Moreover, quantitative tightening to reduce the Fed’s swollen balance sheet has put upward pressure on interest rates further along the yield curve. Rates for deferred maturities have exploded higher. Thirty-year fixed-rate mortgages below 3% in late 2022 rose to over 7.5%, putting pressure on the housing market.
Meanwhile, the ascent of interest rates has caused problems for financial institutions, with several banks suffering substantial losses. Investing short-term deposits in longer-term debt securities resulted in significant mark-to-market losses.
Simultaneously, the turbulence in the geopolitical landscape with the bifurcation of the world’s nuclear powers and rising U.S. national debt levels have caused many holders of U.S. government debt securities to sell their holdings, putting additional pressure on the bond market sending rates higher.
The potential for a U.S. debt crisis has risen to the highest level in years.
U.S. long bond futures drop to the lowest level in over a decade and a half
- The U.S. 30-year treasury bond futures fell to 110-21 on October 3, the lowest level since October 2007.
- The long bond trend has been lower since the March 2020 high.

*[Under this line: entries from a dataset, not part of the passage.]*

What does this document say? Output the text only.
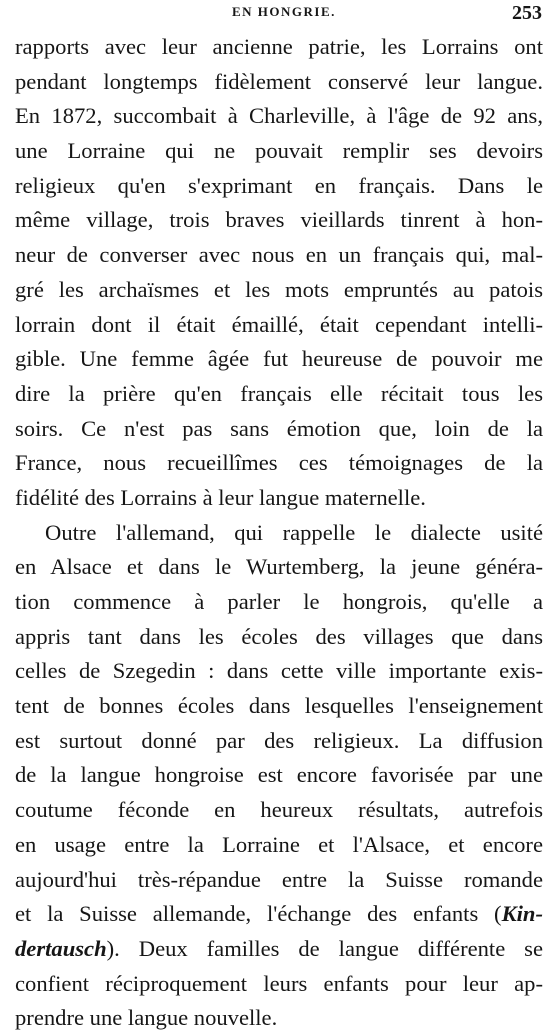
EN HONGRIE.	253
rapports avec leur ancienne patrie, les Lorrains ont
pendant longtemps fidèlement conservé leur langue.
En 1872, succombait à Charleville, à l'âge de 92 ans,
une Lorraine qui ne pouvait remplir ses devoirs
religieux qu'en s'exprimant en français. Dans le
même village, trois braves vieillards tinrent à hon-
neur de converser avec nous en un français qui, mal-
gré les archaïsmes et les mots empruntés au patois
lorrain dont il était émaillé, était cependant intelli-
gible. Une femme âgée fut heureuse de pouvoir me
dire la prière qu'en français elle récitait tous les
soirs. Ce n'est pas sans émotion que, loin de la
France, nous recueillîmes ces témoignages de la
fidélité des Lorrains à leur langue maternelle.
Outre l'allemand, qui rappelle le dialecte usité
en Alsace et dans le Wurtemberg, la jeune généra-
tion commence à parler le hongrois, qu'elle a
appris tant dans les écoles des villages que dans
celles de Szegedin : dans cette ville importante exis-
tent de bonnes écoles dans lesquelles l'enseignement
est surtout donné par des religieux. La diffusion
de la langue hongroise est encore favorisée par une
coutume féconde en heureux résultats, autrefois
en usage entre la Lorraine et l'Alsace, et encore
aujourd'hui très-répandue entre la Suisse romande
et la Suisse allemande, l'échange des enfants (Kin-
dertausch). Deux familles de langue différente se
confient réciproquement leurs enfants pour leur ap-
prendre une langue nouvelle.
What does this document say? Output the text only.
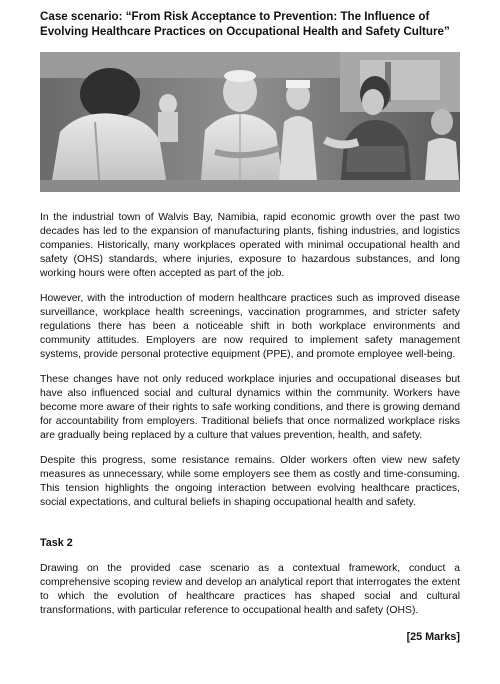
Case scenario: “From Risk Acceptance to Prevention: The Influence of Evolving Healthcare Practices on Occupational Health and Safety Culture”

In the industrial town of Walvis Bay, Namibia, rapid economic growth over the past two decades has led to the expansion of manufacturing plants, fishing industries, and logistics companies. Historically, many workplaces operated with minimal occupational health and safety (OHS) standards, where injuries, exposure to hazardous substances, and long working hours were often accepted as part of the job.

However, with the introduction of modern healthcare practices such as improved disease surveillance, workplace health screenings, vaccination programmes, and stricter safety regulations there has been a noticeable shift in both workplace environments and community attitudes. Employers are now required to implement safety management systems, provide personal protective equipment (PPE), and promote employee well-being.

These changes have not only reduced workplace injuries and occupational diseases but have also influenced social and cultural dynamics within the community. Workers have become more aware of their rights to safe working conditions, and there is growing demand for accountability from employers. Traditional beliefs that once normalized workplace risks are gradually being replaced by a culture that values prevention, health, and safety.

Despite this progress, some resistance remains. Older workers often view new safety measures as unnecessary, while some employers see them as costly and time-consuming. This tension highlights the ongoing interaction between evolving healthcare practices, social expectations, and cultural beliefs in shaping occupational health and safety.

Task 2

Drawing on the provided case scenario as a contextual framework, conduct a comprehensive scoping review and develop an analytical report that interrogates the extent to which the evolution of healthcare practices has shaped social and cultural transformations, with particular reference to occupational health and safety (OHS).

[25 Marks]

- Rising rates cause capital to flow from stocks and other assets to fixed-income products, weighing on retirement accounts.
- Rising rates exclude new home buyers who cannot afford the highest mortgage rates in decades.
Oil prices head higher
- Crude oil reached a bottom in May 2023, falling 52.1% from the March 2022 $130.50 high to $63.64 per barrel.
- Crude oil has been rallying since the May 2023 low, reaching a $95.03 high in September 2023.
- Crude oil is rising because of geopolitical tensions and U.S. and European energy policies addressing climate change.
Rising oil prices are inflationary
- Crude oil is the energy product that powers the world.
- The Fed measures inflation using core consumer and producer price index data that excludes volatile food and energy prices.
- Rising oil prices put upward pressure on all goods and services, pushing inflation higher.
Recession or worse on the horizon
- Rising interest rates slowly filter through the economy.
- The tidal wave of central bank liquidity and the tsunami of government stimulus in 2020 and 2021 planted the inflationary seeds.
- The Fed waited too long to tighten credit to address rising inflation.
- The lagged impact of rising rates could choke economic growth, causing a deep recession.
- Recession and high inflation create stagflation, a condition that is a challenge for the path of monetary policy.
The Fed may need to accept inflation to curb a crisis
- JP Morgan CEO Jamie Dimon said the Fed Funds Rate could rise to 7%.
- Fed Chairman Jerome Powell told markets to expect higher rates for longer.
- The U.S. central bank remains committed to a 2% inflation target.
- Foreign U.S. bond buyers are sellers.
- The downward trajectory of the U.S. government bond market and the rising potential for a gap even lower could trigger a debt crisis.
- The Fed may need to rethink its 2% inflation target in the current environment.